En este sentido, la historia
reciente nos sigue mostrando un país agobiado por la violencia y antagonismos sociales
y políticos insalvables; donde un gran sector poblacional política y socialmente
lumpenizada, vive añorando el pasado, un pasado-presente que implica un nuevo
descenso, o la recaída hacia la criminalidad, el oscurantismo y las
persecuciones políticas características a la dictadura de los 90s. Por lo que
esperamos estar a la altura de nuestras circunstancias, para que nuestro futuro
descenso a los infiernos ―franqueados por la compañía de los amigos que nos antecedieron
―como Virgilio a Dante― no sea tan corrosivo. Intentando alejarnos
del horror para no terminar cotidianamente destripados ―como Prometeo― antes de
alcanzar el Purgatorio.
De ahí que, para no deprimirnos
hasta el suicidio y adelantar así lo inevitable, asumimos la nietzscheana
actitud del viajero que recurre a su sombra para sentirse menos débil, menos
solo, menos expuestos, con esos pasos de peregrinos que son errantes ―a lo
Góngora― o como Vagabundos del
Dharma ―a
lo Kerouac―;
para acertar y no errar en nuestro intento de asir un punto fijo que nos
permita mover este mundo, para que esas partidas, con nuestros aciertos y
fracasos extendiéndose hasta nublar nuestras frustraciones, molesten menos.
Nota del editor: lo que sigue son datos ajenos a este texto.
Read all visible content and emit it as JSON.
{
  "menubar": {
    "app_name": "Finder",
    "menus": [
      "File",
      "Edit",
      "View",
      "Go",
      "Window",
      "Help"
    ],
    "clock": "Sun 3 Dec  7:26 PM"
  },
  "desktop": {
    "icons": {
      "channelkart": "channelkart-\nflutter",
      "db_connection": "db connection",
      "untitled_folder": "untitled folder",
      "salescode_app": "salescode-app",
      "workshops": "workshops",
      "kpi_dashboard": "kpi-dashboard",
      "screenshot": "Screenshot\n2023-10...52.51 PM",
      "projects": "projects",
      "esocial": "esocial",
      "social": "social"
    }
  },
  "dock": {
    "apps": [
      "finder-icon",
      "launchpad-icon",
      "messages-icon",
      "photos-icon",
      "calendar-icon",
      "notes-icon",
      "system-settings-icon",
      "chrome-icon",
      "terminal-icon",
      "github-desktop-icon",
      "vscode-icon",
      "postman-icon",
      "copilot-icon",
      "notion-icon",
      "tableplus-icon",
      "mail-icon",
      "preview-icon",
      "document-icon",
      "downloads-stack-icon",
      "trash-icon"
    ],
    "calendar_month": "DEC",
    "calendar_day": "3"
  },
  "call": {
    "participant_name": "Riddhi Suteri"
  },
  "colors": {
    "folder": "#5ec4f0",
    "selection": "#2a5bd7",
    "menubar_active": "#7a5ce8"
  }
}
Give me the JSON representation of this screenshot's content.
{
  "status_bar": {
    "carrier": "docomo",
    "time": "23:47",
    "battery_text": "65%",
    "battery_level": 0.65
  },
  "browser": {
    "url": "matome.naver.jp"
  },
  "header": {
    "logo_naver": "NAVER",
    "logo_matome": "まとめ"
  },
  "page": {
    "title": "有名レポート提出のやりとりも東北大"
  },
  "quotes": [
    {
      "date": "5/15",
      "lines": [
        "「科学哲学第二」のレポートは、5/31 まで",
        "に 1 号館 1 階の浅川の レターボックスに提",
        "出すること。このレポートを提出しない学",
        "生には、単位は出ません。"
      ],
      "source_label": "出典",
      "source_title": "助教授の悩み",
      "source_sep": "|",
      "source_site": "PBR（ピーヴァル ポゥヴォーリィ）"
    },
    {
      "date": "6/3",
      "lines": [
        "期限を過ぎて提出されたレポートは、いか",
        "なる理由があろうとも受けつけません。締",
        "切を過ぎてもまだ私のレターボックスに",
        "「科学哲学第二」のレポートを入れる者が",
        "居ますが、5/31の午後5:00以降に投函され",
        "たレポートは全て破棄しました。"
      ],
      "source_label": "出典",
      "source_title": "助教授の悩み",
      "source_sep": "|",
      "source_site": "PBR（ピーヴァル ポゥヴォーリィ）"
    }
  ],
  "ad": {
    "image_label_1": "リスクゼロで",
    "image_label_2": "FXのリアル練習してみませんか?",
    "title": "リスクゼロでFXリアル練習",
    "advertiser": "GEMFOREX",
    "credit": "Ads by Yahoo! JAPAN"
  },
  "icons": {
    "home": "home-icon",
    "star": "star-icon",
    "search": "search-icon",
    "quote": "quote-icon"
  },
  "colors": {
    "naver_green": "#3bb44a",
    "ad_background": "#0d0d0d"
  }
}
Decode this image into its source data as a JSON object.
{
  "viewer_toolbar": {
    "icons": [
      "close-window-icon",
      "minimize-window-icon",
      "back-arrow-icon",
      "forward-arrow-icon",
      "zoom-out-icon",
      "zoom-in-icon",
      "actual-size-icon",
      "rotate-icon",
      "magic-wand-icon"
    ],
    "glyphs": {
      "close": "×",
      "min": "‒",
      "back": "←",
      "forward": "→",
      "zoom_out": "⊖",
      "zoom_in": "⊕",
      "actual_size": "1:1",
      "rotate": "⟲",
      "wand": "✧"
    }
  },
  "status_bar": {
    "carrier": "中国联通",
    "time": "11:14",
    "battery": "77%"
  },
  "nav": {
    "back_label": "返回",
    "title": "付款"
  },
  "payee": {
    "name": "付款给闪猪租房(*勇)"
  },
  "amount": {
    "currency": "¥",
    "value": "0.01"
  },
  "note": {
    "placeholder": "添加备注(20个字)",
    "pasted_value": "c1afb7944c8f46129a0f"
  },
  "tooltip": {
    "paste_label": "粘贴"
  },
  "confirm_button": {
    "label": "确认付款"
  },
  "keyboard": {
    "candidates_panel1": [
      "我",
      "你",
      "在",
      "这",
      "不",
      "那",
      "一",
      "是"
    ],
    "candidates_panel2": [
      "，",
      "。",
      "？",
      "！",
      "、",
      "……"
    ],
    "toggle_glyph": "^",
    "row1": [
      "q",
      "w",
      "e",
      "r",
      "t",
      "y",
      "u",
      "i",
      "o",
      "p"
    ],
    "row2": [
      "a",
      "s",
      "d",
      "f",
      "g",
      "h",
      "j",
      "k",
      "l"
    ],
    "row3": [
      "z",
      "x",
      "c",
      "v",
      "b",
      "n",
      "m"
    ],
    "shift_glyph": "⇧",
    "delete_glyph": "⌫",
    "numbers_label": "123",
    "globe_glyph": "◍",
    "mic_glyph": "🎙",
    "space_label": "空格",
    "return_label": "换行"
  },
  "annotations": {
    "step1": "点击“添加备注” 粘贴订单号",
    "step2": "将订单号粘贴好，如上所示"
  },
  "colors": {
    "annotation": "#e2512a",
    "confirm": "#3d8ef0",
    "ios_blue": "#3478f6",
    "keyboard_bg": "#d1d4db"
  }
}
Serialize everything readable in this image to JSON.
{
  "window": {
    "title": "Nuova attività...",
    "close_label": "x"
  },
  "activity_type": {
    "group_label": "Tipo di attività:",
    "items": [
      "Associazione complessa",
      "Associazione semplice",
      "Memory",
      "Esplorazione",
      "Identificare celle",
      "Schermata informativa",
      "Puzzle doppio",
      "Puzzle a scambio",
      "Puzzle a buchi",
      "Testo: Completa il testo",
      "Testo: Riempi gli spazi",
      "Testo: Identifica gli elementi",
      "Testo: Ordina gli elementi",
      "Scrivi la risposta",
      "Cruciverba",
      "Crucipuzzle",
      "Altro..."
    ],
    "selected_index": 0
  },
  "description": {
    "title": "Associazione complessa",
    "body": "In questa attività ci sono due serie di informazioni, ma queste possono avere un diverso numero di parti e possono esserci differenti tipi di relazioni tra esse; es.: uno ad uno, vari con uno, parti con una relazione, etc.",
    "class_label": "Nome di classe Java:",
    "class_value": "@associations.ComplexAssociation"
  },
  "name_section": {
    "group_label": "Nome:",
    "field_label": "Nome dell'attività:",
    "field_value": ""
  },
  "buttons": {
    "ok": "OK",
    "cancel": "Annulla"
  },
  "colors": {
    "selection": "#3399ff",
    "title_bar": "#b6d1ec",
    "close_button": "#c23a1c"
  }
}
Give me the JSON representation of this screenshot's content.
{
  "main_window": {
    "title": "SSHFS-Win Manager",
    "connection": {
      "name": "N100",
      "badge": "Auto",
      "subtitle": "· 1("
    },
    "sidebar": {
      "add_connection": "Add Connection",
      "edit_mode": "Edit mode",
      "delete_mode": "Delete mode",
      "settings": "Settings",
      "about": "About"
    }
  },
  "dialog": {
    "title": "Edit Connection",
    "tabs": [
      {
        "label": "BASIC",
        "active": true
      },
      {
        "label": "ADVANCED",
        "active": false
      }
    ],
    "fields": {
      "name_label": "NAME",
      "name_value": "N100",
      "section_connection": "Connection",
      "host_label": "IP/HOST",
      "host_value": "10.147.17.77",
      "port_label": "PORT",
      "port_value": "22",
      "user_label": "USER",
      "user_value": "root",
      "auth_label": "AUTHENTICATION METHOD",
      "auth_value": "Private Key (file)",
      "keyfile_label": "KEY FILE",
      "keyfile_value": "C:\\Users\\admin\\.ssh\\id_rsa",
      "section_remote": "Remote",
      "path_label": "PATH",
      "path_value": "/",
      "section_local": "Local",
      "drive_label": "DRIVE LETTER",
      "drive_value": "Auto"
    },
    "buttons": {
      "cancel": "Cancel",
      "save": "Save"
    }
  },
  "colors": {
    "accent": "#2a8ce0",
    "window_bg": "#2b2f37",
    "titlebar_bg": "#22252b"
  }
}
Y
recurrir así a nuestras huellas que como gofrados en nuestra memoria, visibles
e invisibles, nos ayudarán a enfrentar, adormecidos y más borrachos, a esta
ciudad amada y detestada al mismo tiempo. Para que así, como decía nuestro
Ricardo “Charly” Quesada, en un poema que escribió para homenajear a Kilowatt ―parafraseando
a Luchito Hernández―, podamos “meterle cabe a la tristeza”. Personalmente no
creo que haya otra salida: hay que quemar las naves, pues después del hoy, el
mañana se presentará solo “como un vicio absurdo” (como diría Pavesse) o como
una promesa distante, siempre distante…
Fernando Cassamar
Infierno en Lima, enero del 2020
[1]
Producto de las dos décadas de violencia política en el Perú, la Comisión de la
Verdad y la Reconciliación ha arrojado la suma de 69,280 víctimas.
[2]
Pop achorado, concepto introducido para calificar a una parte de su propio
trabajo, por Jesús Ruiz Durand, durante el período que realizaba sus carteles
sobre la Reforma Agraria de Velasco.